Etude sur la fiabilité de la noétique: science nouvelle ou mythe moderne?

La noétique (terme dérivé de noèse, mot grec signifiant « intelligence ») est un courant de nature métaphysique. Parmi ses centres d'intérêt on peut mentionner l'étude de la nature et du fonctionnement de l’esprit humain et de ses liens avec la matière (ce qui explique les liens étroits entre la noétique et la métaphysique). Dans la tradition occidentale et dans la philosophie arabe, la noétique a été très influencée par les théories de philosophes célèbres tels que Anaxagore, Aristote ou Platon. C’est donc un domaine qui est en lien étroit avec les sciences humaines et la philosophie. D’ailleurs nous verrons comment des implications psychologiques (notamment la suggestion) peuvent influencés la recherche dans ce domaine. Afin d’étudier ce dernier scientifiquement, nous allons dans un premier temps détaillé les études mises en place pour prouver que l’esprit à un certain pouvoir sur la matière, puis nous nous pencherons sur la question de l’existence d’un possible moyen qui pourrait faire le lien entre psychisme et matière, pour finir par tenter de délimiter les facultés psychiques (en supposant qu’elles existent).

 

  • I- Existe t'il des expériences en faveur du pouvoir de l'esprit sur la matière?
  • a)- Des expériences encourageantes
  • b)- Par quel procédé l'esprit peut-il influencer la matière?
  • II- Jusqu'ou pourrait aller le pouvoir de l'esprit?
  • a)- Approche scientifique
  • b)- Des faits manifestes étranges
  • Conclusion

 

 1- Existe t'il des expériences en faveur du pouvoir de l'esprit sur la matière?

a)- Des expériences encourageantes:

Lors de chaque nouvelle expérience dans la vie de tout les jours, une nouvelle connexion synaptique est établie dans notre cerveau. Il peut par exemple s’agir d’un chemin différent que l’on prend pour aller chercher du pain, comme une rue que l’on ne connait pas bien : au lieu de faire le trajet de façon « automatique », le cerveau doit se concentrer sur la nouvelle route et enregistre des millions de données différentes (ce qui est donc à l’origine des nouvelles connections synaptiques).
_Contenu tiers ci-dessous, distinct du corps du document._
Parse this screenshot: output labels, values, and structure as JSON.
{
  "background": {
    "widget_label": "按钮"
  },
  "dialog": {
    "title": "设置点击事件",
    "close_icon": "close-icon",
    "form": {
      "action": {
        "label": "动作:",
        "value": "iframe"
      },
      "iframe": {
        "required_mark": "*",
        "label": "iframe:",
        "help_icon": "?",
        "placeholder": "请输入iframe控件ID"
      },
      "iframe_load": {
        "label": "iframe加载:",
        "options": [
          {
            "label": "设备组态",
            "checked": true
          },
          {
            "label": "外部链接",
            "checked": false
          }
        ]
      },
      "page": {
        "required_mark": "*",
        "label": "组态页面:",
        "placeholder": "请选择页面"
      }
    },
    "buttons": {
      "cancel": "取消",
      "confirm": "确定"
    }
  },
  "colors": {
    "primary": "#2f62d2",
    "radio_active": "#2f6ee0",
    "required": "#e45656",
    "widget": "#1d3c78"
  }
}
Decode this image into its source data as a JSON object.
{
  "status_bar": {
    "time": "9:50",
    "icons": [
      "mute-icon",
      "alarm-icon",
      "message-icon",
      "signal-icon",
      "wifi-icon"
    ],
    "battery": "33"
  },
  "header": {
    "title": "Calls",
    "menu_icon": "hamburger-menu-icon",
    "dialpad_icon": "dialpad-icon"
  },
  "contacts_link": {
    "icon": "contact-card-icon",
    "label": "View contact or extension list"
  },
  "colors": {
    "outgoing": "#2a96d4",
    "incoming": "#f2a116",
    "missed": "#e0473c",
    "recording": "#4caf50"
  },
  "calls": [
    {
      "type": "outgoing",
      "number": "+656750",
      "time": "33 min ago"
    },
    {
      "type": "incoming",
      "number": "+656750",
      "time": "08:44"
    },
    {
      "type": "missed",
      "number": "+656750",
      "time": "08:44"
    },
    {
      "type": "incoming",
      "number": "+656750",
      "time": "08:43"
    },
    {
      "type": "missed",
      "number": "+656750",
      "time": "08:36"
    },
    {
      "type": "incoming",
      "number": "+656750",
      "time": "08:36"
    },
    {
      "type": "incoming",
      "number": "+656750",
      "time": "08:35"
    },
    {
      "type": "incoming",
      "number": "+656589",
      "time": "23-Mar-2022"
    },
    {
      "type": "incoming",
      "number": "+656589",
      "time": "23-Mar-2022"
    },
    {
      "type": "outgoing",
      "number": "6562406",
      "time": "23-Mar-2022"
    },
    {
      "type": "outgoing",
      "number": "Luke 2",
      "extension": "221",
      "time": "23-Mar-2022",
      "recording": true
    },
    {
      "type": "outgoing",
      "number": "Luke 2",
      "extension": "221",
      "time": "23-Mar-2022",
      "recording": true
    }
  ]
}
La science -jusqu’à récemment- croyait que notre cerveau était statique et programmé avec peu de probabilités de changement. Cependant, des recherches récentes en neuroscience nous ont permis de découvrir que l'influence de chaque expérience corporelle au sein de notre organe de réflexion (le froid, la peur, la fatigue, le bonheur) s'emploie à façonner notre cerveau. Si une brise fraîche réussit à hérisser tous les poils de l'avant-bras, l'esprit humain est-il capable de créer la même sensation avec des résultats identiques ? Peut-on augmenter la chaleur de notre corps un jour d’hiver glacial juste en se remémorant un souvenir dans lequel nous avions très chaud ? Peut-on faire en sorte de modifier quelques particularités physiques qui, au final, peuvent nous rendre maître de notre propre corps ?

D’après une étude (1), le cerveau serait en réalité incapable de différencier une sensation physique réelle d'une expérience interne. Pour être plus explicite, notre matière grise pourrait facilement être forcée à revenir elle-même vers un état de santé précaire lorsque notre esprit est dirigé vers des pensées négatives. Un fait qui peut paraître incroyable, et pour lequel une expérience s’impose : l’une d’entre elles a été mené dans laquelle des sujets devaient s'exercer à actionner leur annulaire contre un dispositif à ressort une heure par jour pendant quatre semaines (2). Après avoir tiré à plusieurs reprises contre le ressort, le doigt de ces sujets est devenu 30% plus fort. En même temps, un autre groupe de sujets a été invité à s'imaginer eux-mêmes tirant contre le ressort, mais sans jamais toucher physiquement l'appareil. Après quatre semaines de cet exercice exclusivement mental, ce groupe a connu une augmentation de 22 % de la force du doigt.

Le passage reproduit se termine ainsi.